How nation celebrates the inauguration

By Jeff Gammage

Philadelphia Inquirer

Published: Wednesday, Jan. 21 2009 12:40 a.m. MST

Barack Obama's hand rests on the Lincoln Bible held by wife Michelle as he is sworn in as president Tuesday.

Timothy A. Clary, AFP/Getty Images

WASHINGTON — The Philadelphia woman stood with her back to a steel security grate, her shoulders draped with one blanket and her head covered by another, trying to block the damp winter wind that ripped across the National Mall.

Natania Macy had arrived at 1 a.m., waiting five hours outside at a checkpoint before being allowed onto the grounds. Now she stood half a mile from the Capitol, so far away that the man she yearned to see would be all but invisible, her constant companion the below-freezing cold that bit at cheeks and noses.

She didn't mind.

"It's a beautiful day, a beautiful day," said Macy, 32, who was born in Jamaica and now lives in the Northeast. "I wasn't going to miss it for anything in the world. I wanted to be part of history, and I'm here."

At 12:05 p.m. Tuesday, she joined hundreds of thousands of others — children and grandparents, wealthy and worse-off, black and white and every color in between — in emitting a thunderous, rumbling roar as Barack Obama was inaugurated as the nation's 44th president.

"It's a blessing to be here to see this," said Samie Coleman, 63, moments after Obama took the oath of office. She had traveled from Akron, Ohio, to see something no one in America had ever seen — the inauguration of an African-American president.

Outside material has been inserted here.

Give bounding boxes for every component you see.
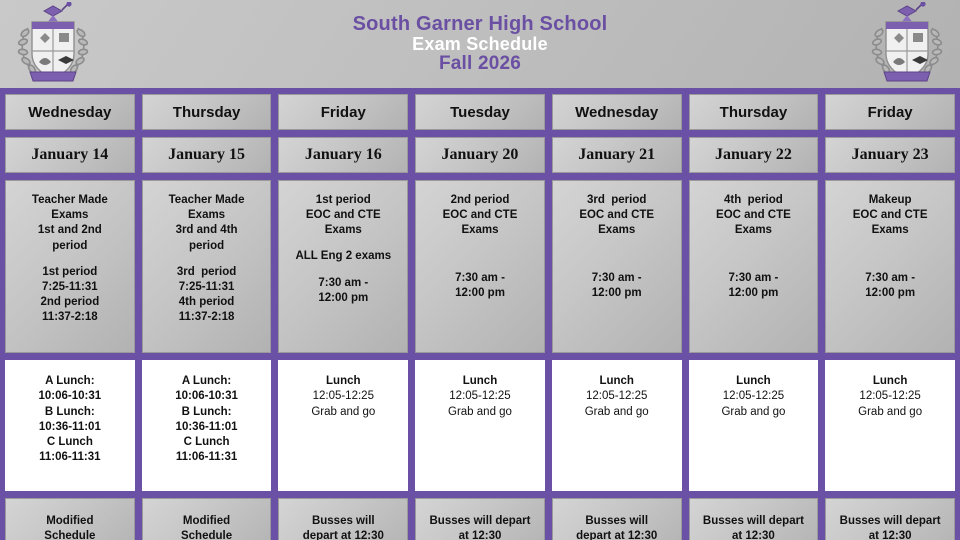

On a day when the sun fought from behind clouds, people found themselves drawn to the frozen patch of earth between the Capitol and the Lincoln Memorial, believing that at this hour, at this moment, they had to be there in person. The air was filled with tiny American flags, held aloft by multitudes.

Teri Quinn Gray got here by plane, bus, subway and foot. She came from Jackson, Miss., but she didn't come alone. With her traveled the hopes of relatives in the South and the ghosts of ancestors unknown.

"I represent an 88-year-old grandmother, a 63-year-old mother — who thought this day would never come — and a 13-year-old son," she said. "I'm here representing generations."

Philadelphia native David Alston stood near the Washington Monument, watching the proceedings on one of the giant TV screens. In 1963, when he was a boy, his mother had asked him to come along to a civil rights march in Washington.

"I said no," recalled Alston, who lives in Fort Washington, Md. "So now I'm finishing her march."